Genres et Sexualités

Dérapages néo-colonialistes et racistes

Nègres et burkini. Raciste, Madame la Ministre ? C’est peu dire...

Publié le 31 mars 2016

Yano Lesage

Laurence Rossignol, actuelle locataire du ô combien féministe ministère des Familles, de l’Enfance, des Droits des femmes aurait pu (et dû) rester dans l’ombre, inaudible et invisible, dans son ministère, dont le titre nous faisait déjà douter de ses qualités en matière de défense du droit des femmes. Aujourd’hui, avec ses déclarations sur le burkini, ses amalgames esclavagiste, on sait désormais qu’à son féminisme de pacotille s’ajoutent de véritables relents colonialistes et racistes.

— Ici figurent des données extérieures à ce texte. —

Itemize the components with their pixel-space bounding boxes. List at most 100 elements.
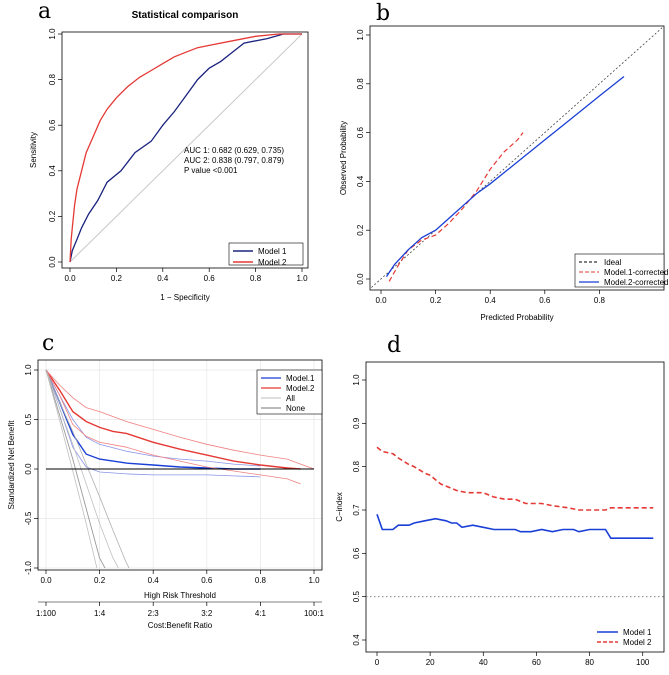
series-model-2-ci-upper — [45, 369, 315, 470]
x-tick-label: 0.0 — [40, 576, 52, 585]
series-model-1-corrected — [388, 132, 524, 282]
panel-a-roc: Statistical comparison 0.0 0.2 0.4 0.6 0.8 1.0… — [29, 10, 309, 302]
series-all — [45, 369, 106, 569]
legend-label: Ideal — [604, 258, 622, 267]
y-axis-label: Standardized Net Benefit — [7, 420, 16, 510]
x-tick-label: 0 — [375, 658, 380, 667]
y-tick-label: 0.4 — [356, 175, 365, 187]
y-tick-label: 0.8 — [48, 73, 57, 85]
legend-label: Model 1 — [258, 247, 287, 256]
legend-box — [256, 369, 323, 415]
y-tick-label: 0.2 — [356, 224, 365, 236]
y-tick-label: 0.0 — [48, 256, 57, 268]
x-tick-label: 0.4 — [148, 576, 160, 585]
legend-label: Model 2 — [258, 258, 287, 267]
y-tick-label: 0.5 — [24, 413, 33, 425]
x-tick-label: 0.4 — [485, 296, 497, 305]
x-tick-label: 0.8 — [594, 296, 606, 305]
legend-label: Model.1-corrected — [604, 268, 668, 277]
panel-label-c: c — [42, 331, 54, 356]
series-all-bound — [45, 369, 98, 569]
y-axis-label: Observed Probability — [339, 121, 348, 195]
x-tick-label: 80 — [585, 658, 594, 667]
series-model-1-ci-upper — [45, 369, 261, 467]
panel-label-b: b — [376, 1, 390, 26]
x-tick-label: 0.6 — [539, 296, 551, 305]
series-model-2-corrected — [385, 75, 625, 277]
series-model-1 — [45, 369, 261, 470]
panel-c-decision-curve: 0.0 0.2 0.4 0.6 0.8 1.0 -1.0 -0.5 0.0 0.5 1.0 High … — [7, 359, 325, 630]
legend-label: Model 1 — [623, 628, 652, 637]
series-model-2 — [69, 33, 302, 263]
y-tick-label: 0.2 — [48, 210, 57, 222]
x2-tick-label: 2:3 — [148, 609, 160, 618]
y-tick-label: 0.8 — [356, 78, 365, 90]
legend-label: All — [286, 394, 295, 403]
x-tick-label: 100 — [636, 658, 650, 667]
x-tick-label: 0.0 — [375, 296, 387, 305]
x2-tick-label: 100:1 — [304, 609, 325, 618]
x-tick-label: 1.0 — [308, 576, 320, 585]
series-model-1 — [376, 514, 654, 539]
x-tick-label: 0.6 — [201, 576, 213, 585]
y-tick-label: 0.9 — [352, 417, 361, 429]
x-tick-label: 20 — [426, 658, 435, 667]
y-tick-label: 0.7 — [352, 504, 361, 516]
x-tick-label: 0.2 — [94, 576, 106, 585]
x-axis-label: High Risk Threshold — [144, 591, 216, 600]
y-tick-label: 0.6 — [48, 119, 57, 131]
x2-axis-label: Cost:Benefit Ratio — [148, 621, 213, 630]
legend-box — [228, 242, 304, 266]
x-tick-label: 0.8 — [255, 576, 267, 585]
series-ideal — [371, 27, 663, 288]
y-tick-label: 0.5 — [352, 591, 361, 603]
panel-label-a: a — [38, 0, 51, 24]
y-tick-label: -1.0 — [24, 561, 33, 575]
x2-tick-label: 1:100 — [36, 609, 57, 618]
x-tick-label: 0.6 — [204, 274, 216, 283]
y-axis-label: C−index — [335, 492, 344, 522]
x2-tick-label: 1:4 — [94, 609, 106, 618]
y-tick-label: 1.0 — [24, 364, 33, 376]
legend-label: Model.2-corrected — [604, 278, 668, 287]
y-tick-label: 1.0 — [48, 28, 57, 40]
y-tick-label: 1.0 — [352, 374, 361, 386]
y-tick-label: 0.0 — [24, 463, 33, 475]
series-all-bound — [45, 369, 119, 569]
x-tick-label: 0.4 — [157, 274, 169, 283]
series-model-2-ci-lower — [45, 369, 301, 485]
x-axis-label: 1 − Specificity — [160, 293, 210, 302]
chart-title: Statistical comparison — [132, 10, 239, 21]
legend-label: None — [286, 404, 306, 413]
x-tick-label: 40 — [479, 658, 488, 667]
x2-tick-label: 4:1 — [255, 609, 267, 618]
x2-tick-label: 3:2 — [201, 609, 213, 618]
series-model-1-ci-lower — [45, 369, 261, 478]
y-tick-label: 0.8 — [352, 461, 361, 473]
auc-annotation: AUC 2: 0.838 (0.797, 0.879) — [184, 156, 284, 165]
y-tick-label: 0.6 — [356, 126, 365, 138]
y-axis-label: Sensitivity — [29, 132, 38, 168]
series-reference-diagonal — [69, 33, 303, 263]
legend-label: Model.2 — [286, 384, 315, 393]
auc-annotation: AUC 1: 0.682 (0.629, 0.735) — [184, 146, 284, 155]
series-model-1 — [69, 33, 302, 263]
plot-frame — [369, 25, 665, 291]
x-tick-label: 60 — [532, 658, 541, 667]
legend-label: Model 2 — [623, 638, 652, 647]
x-axis-label: Predicted Probability — [480, 313, 553, 322]
plot-frame — [365, 361, 665, 653]
x-tick-label: 1.0 — [296, 274, 308, 283]
x-tick-label: 0.2 — [430, 296, 442, 305]
auc-annotation: P value <0.001 — [184, 166, 238, 175]
y-tick-label: 0.4 — [352, 634, 361, 646]
y-tick-label: 1.0 — [356, 29, 365, 41]
legend-label: Model.1 — [286, 374, 315, 383]
y-tick-label: -0.5 — [24, 511, 33, 525]
panel-label-d: d — [387, 333, 401, 358]
series-model-2 — [45, 369, 301, 470]
y-tick-label: 0.0 — [356, 273, 365, 285]
plot-frame — [37, 359, 323, 571]
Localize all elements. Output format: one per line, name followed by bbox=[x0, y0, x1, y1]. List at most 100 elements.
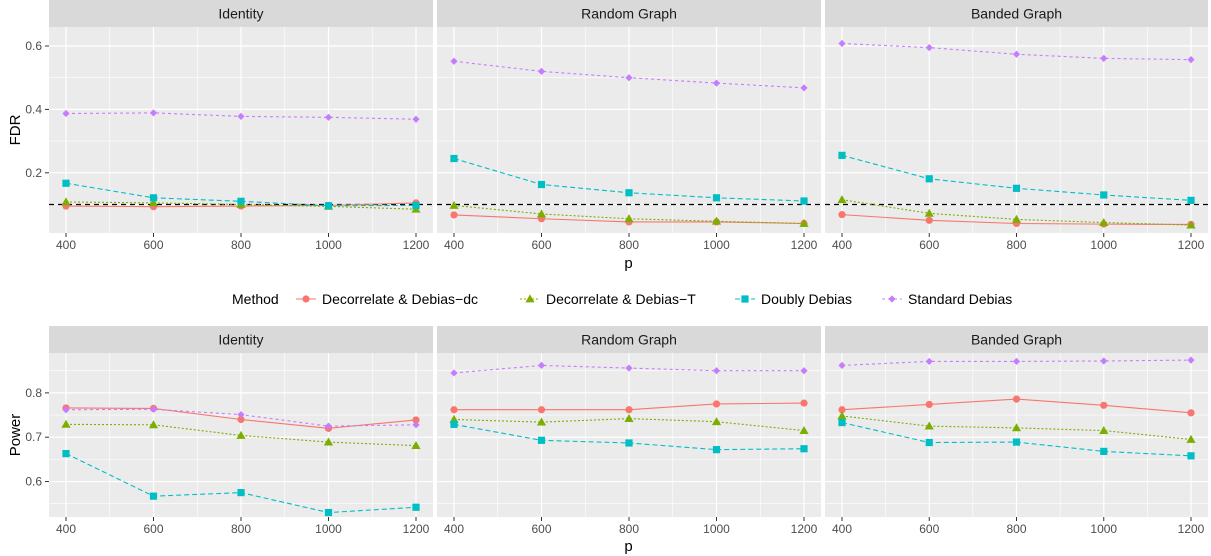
x-tick-label: 800 bbox=[619, 522, 639, 536]
data-point bbox=[1187, 452, 1195, 460]
x-tick-label: 1000 bbox=[315, 522, 342, 536]
legend-key-marker bbox=[525, 294, 535, 303]
data-point bbox=[625, 74, 633, 82]
data-point bbox=[1100, 401, 1108, 409]
legend-item: Decorrelate & Debias−T bbox=[520, 291, 696, 307]
x-tick-label: 1000 bbox=[703, 238, 730, 252]
x-tick-label: 800 bbox=[1006, 522, 1026, 536]
x-tick-label: 1200 bbox=[791, 522, 818, 536]
data-point bbox=[412, 421, 420, 429]
data-point bbox=[62, 450, 70, 458]
data-point bbox=[411, 441, 421, 450]
x-tick-label: 400 bbox=[56, 522, 76, 536]
legend-label: Standard Debias bbox=[908, 291, 1012, 307]
data-point bbox=[838, 211, 846, 219]
y-axis-title: FDR bbox=[7, 114, 24, 145]
data-point bbox=[925, 175, 933, 183]
legend-label: Decorrelate & Debias−T bbox=[546, 291, 696, 307]
data-point bbox=[799, 218, 809, 227]
y-tick-label: 0.8 bbox=[25, 386, 42, 400]
x-tick-label: 800 bbox=[231, 238, 251, 252]
fdr-row: Identity 400 600 800 1000 1200 Random Graph 400… bbox=[7, 0, 1208, 272]
data-point bbox=[324, 422, 333, 430]
data-point bbox=[149, 405, 158, 413]
series-line bbox=[65, 423, 417, 447]
data-point bbox=[624, 214, 634, 223]
data-point bbox=[149, 109, 158, 117]
data-point bbox=[1100, 357, 1108, 365]
data-point bbox=[925, 400, 933, 409]
facet-title: Identity bbox=[218, 6, 263, 22]
data-point bbox=[925, 44, 933, 52]
legend-item: Decorrelate & Debias−dc bbox=[296, 291, 478, 307]
data-point bbox=[1012, 357, 1021, 366]
data-point bbox=[711, 417, 722, 426]
data-point bbox=[924, 208, 934, 217]
x-tick-label: 400 bbox=[832, 238, 852, 252]
facet-strip bbox=[437, 0, 821, 27]
x-tick-label: 1000 bbox=[1090, 522, 1117, 536]
data-point bbox=[62, 406, 70, 414]
x-tick-label: 600 bbox=[143, 522, 163, 536]
x-tick-label: 400 bbox=[444, 238, 464, 252]
data-point bbox=[712, 194, 721, 202]
data-point bbox=[1012, 50, 1021, 58]
y-tick-label: 0.4 bbox=[25, 102, 42, 116]
panel-banded-graph: Banded Graph 400 600 800 1000 1200 bbox=[825, 0, 1208, 252]
data-point bbox=[412, 503, 420, 511]
panel-identity: Identity 400 600 800 1000 1200 bbox=[49, 326, 433, 536]
legend-title: Method bbox=[232, 291, 279, 307]
data-point bbox=[237, 415, 245, 424]
data-point bbox=[537, 436, 546, 444]
data-point bbox=[149, 492, 158, 500]
data-point bbox=[237, 197, 245, 205]
legend-item: Standard Debias bbox=[882, 291, 1012, 307]
data-point bbox=[450, 57, 458, 65]
data-point bbox=[625, 189, 633, 197]
data-point bbox=[323, 437, 334, 446]
data-point bbox=[800, 399, 808, 407]
data-point bbox=[237, 411, 245, 419]
x-tick-label: 1000 bbox=[1090, 238, 1117, 252]
data-point bbox=[237, 489, 245, 497]
data-point bbox=[1186, 220, 1196, 229]
x-tick-label: 800 bbox=[231, 522, 251, 536]
data-point bbox=[324, 113, 333, 121]
y-tick-label: 0.6 bbox=[25, 39, 42, 53]
data-point bbox=[450, 369, 458, 377]
x-axis-title: p bbox=[624, 538, 632, 555]
x-tick-label: 400 bbox=[832, 522, 852, 536]
data-point bbox=[712, 400, 721, 408]
data-point bbox=[712, 446, 721, 454]
legend: Method Decorrelate & Debias−dc Decorrelat… bbox=[232, 291, 1012, 307]
data-point bbox=[450, 154, 458, 163]
data-point bbox=[924, 421, 934, 430]
x-tick-label: 1200 bbox=[791, 238, 818, 252]
data-point bbox=[837, 195, 847, 204]
data-point bbox=[838, 406, 846, 414]
data-point bbox=[1011, 423, 1022, 432]
data-point bbox=[412, 201, 420, 210]
data-point bbox=[800, 445, 808, 453]
data-point bbox=[537, 361, 546, 370]
data-point bbox=[1187, 356, 1195, 364]
data-point bbox=[838, 418, 846, 427]
data-point bbox=[625, 364, 633, 372]
facet-strip bbox=[825, 0, 1208, 27]
panel-random-graph: Random Graph 400 600 800 1000 1200 bbox=[437, 326, 821, 536]
data-point bbox=[236, 430, 246, 439]
legend-item: Doubly Debias bbox=[735, 291, 852, 307]
legend-key-marker bbox=[302, 295, 310, 303]
data-point bbox=[1100, 191, 1108, 199]
x-tick-label: 1000 bbox=[703, 522, 730, 536]
y-tick-label: 0.7 bbox=[25, 430, 42, 444]
facet-strip bbox=[49, 326, 433, 353]
x-tick-label: 600 bbox=[531, 522, 551, 536]
data-point bbox=[625, 406, 633, 414]
data-point bbox=[712, 79, 721, 87]
data-point bbox=[1186, 434, 1196, 443]
x-tick-label: 800 bbox=[1006, 238, 1026, 252]
facet-title: Banded Graph bbox=[971, 6, 1062, 22]
x-tick-label: 600 bbox=[919, 238, 939, 252]
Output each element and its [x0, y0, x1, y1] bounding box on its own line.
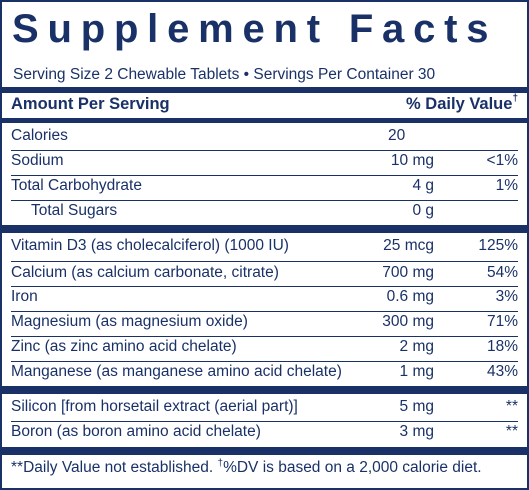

La polémique autour du burkini s’invite sur la toile depuis que la chaîne de magasin britannique Marks Spencer a commencé à commercialiser un accessoire de bain, destiné à une clientèle musulmane : le burkini, un habit de bain, comprenant un pantalon, une capuche, et une tunique, fait dans une matière destinée à la baignade et séchant rapidement. Rien de très esthétique certes, mais pas si différente des anciennes tenues de bain ou des combinaisons de plongée qu’on peut trouver dans tous les Décathlon du coin. Cette tendance au « modest fashion » (mode pudique) fait des émules parmi les enseignes, notamment Uniqlo, et va jusqu’à toucher la haute-couture, dont DolceGabana.
« Irresponsables » estime la ministre qui a réagi à la polémique sur RMC, « les marques investissent ce marché parce qu’il est lucratif et se mettent en retrait de leur responsabilité sociale », ce qui n’a généralement pas de quoi choquer les membres du gouvernement (les suicides de salariés licenciés paraît outre-mesure plus grave que la mise sur le marché de maillot de bain, et pourtant....). Et elle ajoute, que ces marques font la « promotion de l’enfermement du corps des femmes », assurant qu’il n’y a pas de dissociation entre « vêtement et mode de vie ». Alors vraiment Madame la ministre, c’est à cela qu’on mesure le degré de libération d’une femme ? A l’échancrure de son maillot de bain ?
Si pour elle « l’enjeu est le contrôle social du corps des femmes », on lui répondra qu’il l’est tout autant quand il s’agit de « s’habiller court » pour correspondre aux désirs masculins. Entre la femme soumise et la femme objet, à aucune ne revient le manuel du féminisme ; la question n’est pas à la longueur du chiffon, mais bien dans celle de choisir et de disposer librement de son corps, de ce qui le couvre ou le découvre ; et de ne laisser à personne d’autres – et encore moins à la ministre de l’Enfance, de la Famille, du Ménage et des Couches Culottes – le droit d’en exiger quoique ce soit.
« Il y a des femmes qui choisissent, il y avait aussi des nègres afric… des nègres américains qui étaient pour l’esclavage. » Et là c’est le dérapage incontrôlé ! Non, Madame la Ministre, les femmes voilées n’ont pas besoin de vos lumières pour prendre conscience de leurs nécessaire libération ! Ni de votre colonialisme primaire qui rappelle les cérémonies des arracheurs de voile réalisé par l’Etat français en Algérie dont vous incarnez la parfaite continuité ! Pas plus que les Africains ou les Afro-américains d’ailleurs, qui n’ont jamais attendu la bénédiction de leurs oppresseurs pour contester la colonie ou les chaînes !
La liberté des femmes, c’est celle de décider quoi porter, sans injonction politique, féminine ou masculine, mais c’est surtout celle qui passe par l’accès à l’éducation, à l’indépendance économique, par l’accès au marché du travail à salaire égal, aux vacances et aux loisirs – de la plage jusqu’à la piscine. Voilà les droits fondamentaux à défendre pour toutes les femmes, voilées ou non... un vrai combat autrement plus significatif que celui de mesurer le degré de féminisme à la longueur de l’ourlet.